Uber hit the headlines after it was revealed the company broke Apple’s App Store rules by keeping tabs on users who had uninstalled the taxi app.
According to The New York Times, Uber kept a record of iPhones which had installed its app, even if it was removed and data deleted, in order to subsequently detect if it was reinstalled. This was a move to prevent drivers committing fraud by creating fake accounts used to request rides, which they would then accept in order to receive incentive bonuses from the company.
It even went as far as “geofencing” the feature so it could not be detected in or around Apple’s headquarters, and would not be picked up by the iPhone maker’s engineers – a strategy which worked until it was found by staff elsewhere.
The discovery led to a meeting between Travis Kalanick, the Uber chief, and Tim Cook, Apple’s CEO, which led to the latter threatening to pull the Uber app from the App Store if it was not updated. Apple has strict policies related to user tracking.
According to TechCrunch, Uber said it “absolutely does not track individual users or their location if they’ve deleted the app”, but it also said “being able to recognise bad actors when they try to get back onto our network is an important security measure for both Uber and our users”.
Uber was also reported to have bought data from Slice Intelligence, which offers an email digest service called Unroll.me, including information related to rival ride app Lyft generated from receipts sent to users.

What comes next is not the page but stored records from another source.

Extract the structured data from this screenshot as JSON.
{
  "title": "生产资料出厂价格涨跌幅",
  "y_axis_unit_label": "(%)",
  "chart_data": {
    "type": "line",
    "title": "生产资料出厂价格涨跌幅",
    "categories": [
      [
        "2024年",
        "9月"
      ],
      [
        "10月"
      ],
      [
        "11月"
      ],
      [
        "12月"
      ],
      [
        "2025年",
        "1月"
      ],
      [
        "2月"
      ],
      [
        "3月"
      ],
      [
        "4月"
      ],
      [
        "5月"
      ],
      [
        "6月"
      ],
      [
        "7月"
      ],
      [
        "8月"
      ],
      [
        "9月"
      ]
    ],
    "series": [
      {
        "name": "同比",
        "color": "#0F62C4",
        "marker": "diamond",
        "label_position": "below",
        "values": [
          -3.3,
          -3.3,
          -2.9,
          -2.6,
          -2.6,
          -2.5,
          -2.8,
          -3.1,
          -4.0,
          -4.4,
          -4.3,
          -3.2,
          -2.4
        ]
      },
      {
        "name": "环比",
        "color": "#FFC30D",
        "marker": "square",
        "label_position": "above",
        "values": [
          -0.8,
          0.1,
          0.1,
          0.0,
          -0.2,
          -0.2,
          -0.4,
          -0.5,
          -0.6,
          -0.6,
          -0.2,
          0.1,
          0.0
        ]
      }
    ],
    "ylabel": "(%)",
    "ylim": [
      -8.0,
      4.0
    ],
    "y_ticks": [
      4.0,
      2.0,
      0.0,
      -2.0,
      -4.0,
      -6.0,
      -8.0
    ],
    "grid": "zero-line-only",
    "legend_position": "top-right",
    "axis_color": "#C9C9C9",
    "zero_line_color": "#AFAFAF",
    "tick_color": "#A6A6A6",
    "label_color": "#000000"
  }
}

Slice confirmed it sells anonymised data based on ride receipts from Uber and Lyft in a blog. After the report sparked criticism, Slice said it was: “heartbreaking to see that some of our users were upset to learn about how we monetise our free service”, and: “while we try our best to be open about our business model, recent customer feedback tells us we weren’t explicit enough”.
While the events revealed now took place some time ago, they come as Uber is under pressure related to its corporate activities and ethos.